Processes that Reduce the Glucosinolate Content
Many methods have been used to reduce GL content
of increasing RSM value (Stedman and Hill 1987 {1139}; Lardy and
Kerley 1994 {851}; Fenwick et al. 1986 as cited by Rhee 1993 {887}).
These include heat + ammonia, steam, steam + ammonia, calcium
hydroxide + ammonia and ammonia + extrusion. Most of these processes
significantly reduced the GL content of RSM. Extrusion reduced
the GL content by 75% (from 118 to 28 mol/g), but only steam alone
reported a significant increase in FI in calves (Stedman and Hill
1987 {1139}; Lardy and Kerley 1994 {851}; Liang et al. 1993 {906}).
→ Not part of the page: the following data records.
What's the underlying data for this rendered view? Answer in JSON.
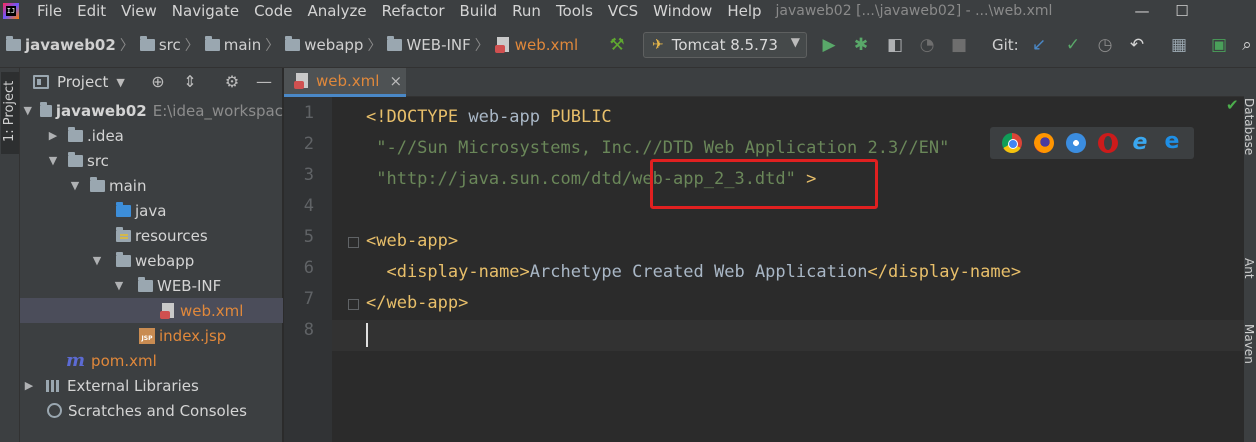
{
  "menu": {
    "items": [
      "File",
      "Edit",
      "View",
      "Navigate",
      "Code",
      "Analyze",
      "Refactor",
      "Build",
      "Run",
      "Tools",
      "VCS",
      "Window",
      "Help"
    ],
    "mnemonics": [
      "F",
      "E",
      "V",
      "N",
      "C",
      "",
      "R",
      "B",
      "R",
      "T",
      "S",
      "W",
      "H"
    ]
  },
  "window": {
    "title": "javaweb02 [...\\javaweb02] - ...\\web.xml",
    "minimize": "—",
    "maximize": "☐"
  },
  "breadcrumb": [
    {
      "label": "javaweb02",
      "icon": "folder-icon"
    },
    {
      "label": "src",
      "icon": "folder-icon"
    },
    {
      "label": "main",
      "icon": "folder-icon"
    },
    {
      "label": "webapp",
      "icon": "web-folder-icon"
    },
    {
      "label": "WEB-INF",
      "icon": "folder-icon"
    },
    {
      "label": "web.xml",
      "icon": "xml-file-icon"
    }
  ],
  "toolbar": {
    "run_config": "Tomcat 8.5.73",
    "git_label": "Git:"
  },
  "left_stripe": {
    "project_label": "1: Project"
  },
  "project_panel": {
    "title": "Project",
    "tree": [
      {
        "label": "javaweb02",
        "path": "E:\\idea_workspac",
        "bold": true,
        "arrow": "▼",
        "icon": "module-folder-icon"
      },
      {
        "label": ".idea",
        "arrow": "▶",
        "icon": "folder-icon"
      },
      {
        "label": "src",
        "arrow": "▼",
        "icon": "folder-icon"
      },
      {
        "label": "main",
        "arrow": "▼",
        "icon": "folder-icon"
      },
      {
        "label": "java",
        "arrow": "",
        "icon": "source-folder-icon"
      },
      {
        "label": "resources",
        "arrow": "",
        "icon": "resources-folder-icon"
      },
      {
        "label": "webapp",
        "arrow": "▼",
        "icon": "web-folder-icon"
      },
      {
        "label": "WEB-INF",
        "arrow": "▼",
        "icon": "folder-icon"
      },
      {
        "label": "web.xml",
        "arrow": "",
        "icon": "xml-file-icon",
        "selected": true
      },
      {
        "label": "index.jsp",
        "arrow": "",
        "icon": "jsp-file-icon"
      },
      {
        "label": "pom.xml",
        "arrow": "",
        "icon": "maven-icon"
      },
      {
        "label": "External Libraries",
        "arrow": "▶",
        "icon": "libraries-icon"
      },
      {
        "label": "Scratches and Consoles",
        "arrow": "",
        "icon": "scratches-icon"
      }
    ]
  },
  "editor": {
    "tab_label": "web.xml",
    "tab_close": "×",
    "line_numbers": [
      "1",
      "2",
      "3",
      "4",
      "5",
      "6",
      "7",
      "8"
    ],
    "lines": {
      "l1": {
        "tag": "<!DOCTYPE",
        "text": " web-app ",
        "tag2": "PUBLIC"
      },
      "l2": {
        "str": " \"-//Sun Microsystems, Inc.//DTD Web Application 2.3//EN\""
      },
      "l3": {
        "str": " \"http://java.sun.com/dtd/web-app_2_3.dtd\"",
        "tag": " >"
      },
      "l5": {
        "tag": "<web-app>"
      },
      "l6": {
        "indent": "  ",
        "open": "<display-name>",
        "text": "Archetype Created Web Application",
        "close": "</display-name>"
      },
      "l7": {
        "tag": "</web-app>"
      }
    }
  },
  "browser_popup": [
    "chrome-icon",
    "firefox-icon",
    "safari-icon",
    "opera-icon",
    "ie-icon",
    "edge-icon"
  ],
  "right_stripe": [
    "Database",
    "Ant",
    "Maven"
  ],
  "colors": {
    "tag": "#e8bf6a",
    "string": "#6a8759",
    "text": "#a9b7c6",
    "highlight_box": "#e02020",
    "selection": "#4b4d5a"
  }
}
Palatability was not increased (except with steam alone) with
the reduction in GL. The lack of response was attributed to the
remaining GL or their degradation products, nitriles, thiocyanates
and isothiocyanates (Lardy and Kerley 1994 {851}). Slominski
and Campell (1987 as cited by Stedman and Hill 1987 {1139}) demonstrated
that there is little decomposition of GL with a dry heat (100
C), but decomposition occurs with a moist heat. Moist heat treatment
at 127 C for 15 min reduced total GL concentration from 19.07
to 0.78 mol/g DM. Moist heat treatment decreased total and individual
GL content increasing grass silage intake in Finnish Ayrshire
bulls (Aronen and Vanhatalo 1992 {948}). The decrease was due
to the thermal decomposition of the GL.